まだ畑に到着して1分しか経っていない。古山氏なりの歓迎の仕方だが、一瞬で心を掴まれてしまった。高性能の光センサーを持ち、収穫した桃はその場で糖度を計測することができる。桃は糖度12〜13度あれば特秀品として出荷される産地が多いが、なんと、糖度30度を超える超高糖度の桃を作り出したことがある。案内された畑で話を聞いていると、「これは糖度18度、こっちはあと3日で20度、それは25度いくね」と、信じられないような高糖度の桃がそこら中に実っている。桃を見ればだいたい糖度がわかるというから驚きだ。めずらしい品種の桃の栽培にも積極的に取り組み、海外に福島の桃を広めることも視野に入れている。世界を見据える男はスケールが違う。
超高糖度桃は
こうして作られる
桃の作り方に絶対は無い。それは地域によって、土壌も違えば天候も違うからだ。古山氏の土作りで特徴的なのは「ウニの貝殻」を使うこと。山の土壌に含まれるミネラルは雨によって川に流れ、海まで運ばれる。その栄養分で育った海藻やプランクトンを食べたウニを、今度は畑に戻すことで栄養が循環する。堆肥はステビア入り牛糞を中心に自然のものを組み合わせ、追肥はしない。
「現代の日本の土壌は栄養豊富すぎる。人に例えるとメタボのようなもの。人も土壌も健康じゃないと、いい子孫(実)は残せない。」というのが古山氏の基本的な考え方だ。
桃は太陽の光を浴びることで赤く色づく。所狭しと植えられた桃の木の葉同士が重なり、光が遮られるため、葉っぱをちぎり、木の根元まで日差しが差し込むようにするのが普通だ。ところが、古山氏の畑は違う。木と木の間隔が広く、光が差し込み、葉が青々と生い茂っている。

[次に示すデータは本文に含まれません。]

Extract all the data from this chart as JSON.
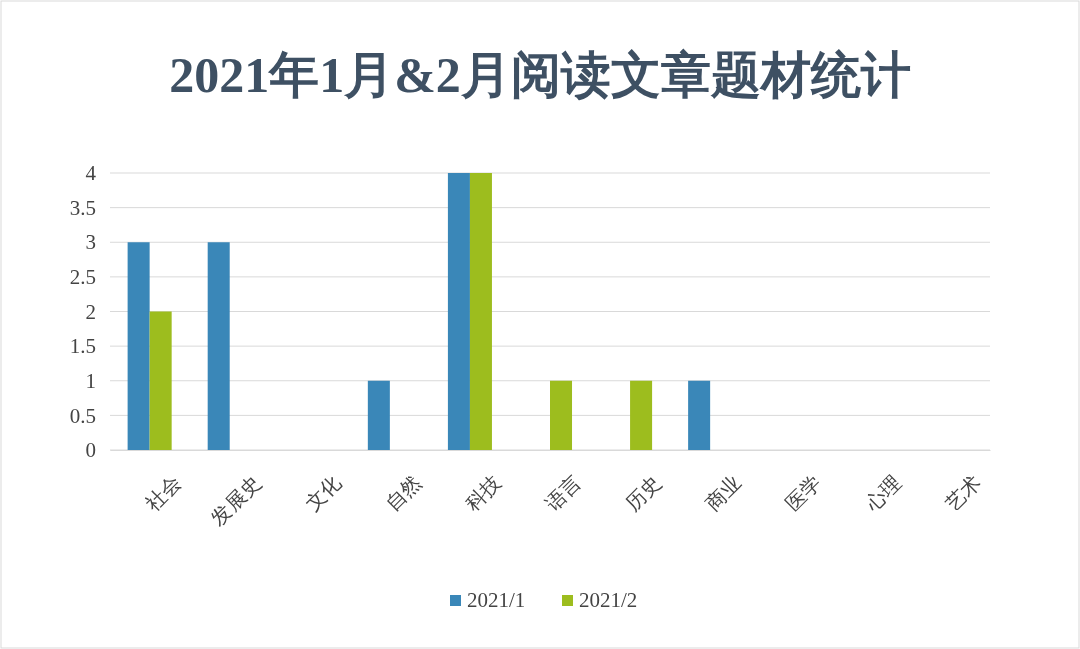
{
  "chart_data": {
    "type": "bar",
    "title": "2021年1月&2月阅读文章题材统计",
    "categories": [
      "社会",
      "发展史",
      "文化",
      "自然",
      "科技",
      "语言",
      "历史",
      "商业",
      "医学",
      "心理",
      "艺术"
    ],
    "series": [
      {
        "name": "2021/1",
        "color": "#3a87b8",
        "values": [
          3,
          3,
          0,
          1,
          4,
          0,
          0,
          1,
          0,
          0,
          0
        ]
      },
      {
        "name": "2021/2",
        "color": "#9dbd1e",
        "values": [
          2,
          0,
          0,
          0,
          4,
          1,
          1,
          0,
          0,
          0,
          0
        ]
      }
    ],
    "ylim": [
      0,
      4
    ],
    "yticks": [
      0,
      0.5,
      1,
      1.5,
      2,
      2.5,
      3,
      3.5,
      4
    ],
    "grid": "y",
    "legend": "bottom"
  }
}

「葉が多くないと光合成しないから美味しい桃はできないよ。」桃の生産が盛んな地だけあって、周りにも桃の木はたくさん生えているが、古山氏の畑だけは生育具合がまったく違う。2018年7月に取材した時は福島は雨が降らず、小玉傾向で糖度が高い当たり年と言われていたが、この畑には小玉の桃は見当たない。「水分管理をしっかりとすれば、ちゃんと大きく育つ。極限まで水分を絞るのではなく畑が沼になるくらい水を与えてるよ。」同じ土地で育てているとは思えぬほど、古山氏の畑で育つ桃は見事だった。
ギリギリまで樹上で糖度を上げ、自分で収穫する
桃の収穫は家族のみで行うことを徹底している。品種や天候によって収穫のタイミングは変わり、味に大きな影響を与えるので誰にも手伝わせない。甘い桃というと真っ赤に色づいたものを想像されるだろうが、古山氏は「霜降り状でトロのような状態がおいしい。ほんとは白い桃だけを作りたいんだ。真っ白な桃は究極に近い。」という。霜降り具合、色、形が究極なものは糖度25度を越えてくる。
見た目は決して良くないが、白っぽい桃が入っていたら美味しい証。かなりラッキーだ。
1玉1玉をセンサーにかけて選別する
古山果樹園には個人の生産者では珍しく、近赤外分光分析センサーが置かれている。「食べて甘い」だけでなく、実際に1玉1玉測定し糖度や味のブレが無いように手元で検査するのだ。この緻密さはエンジニア時代に培ったものだろう。糖度20度以上の桃には、糖度を計測した証拠写真もつけて送っている。安心してもらうのも味のうちだと彼は言う。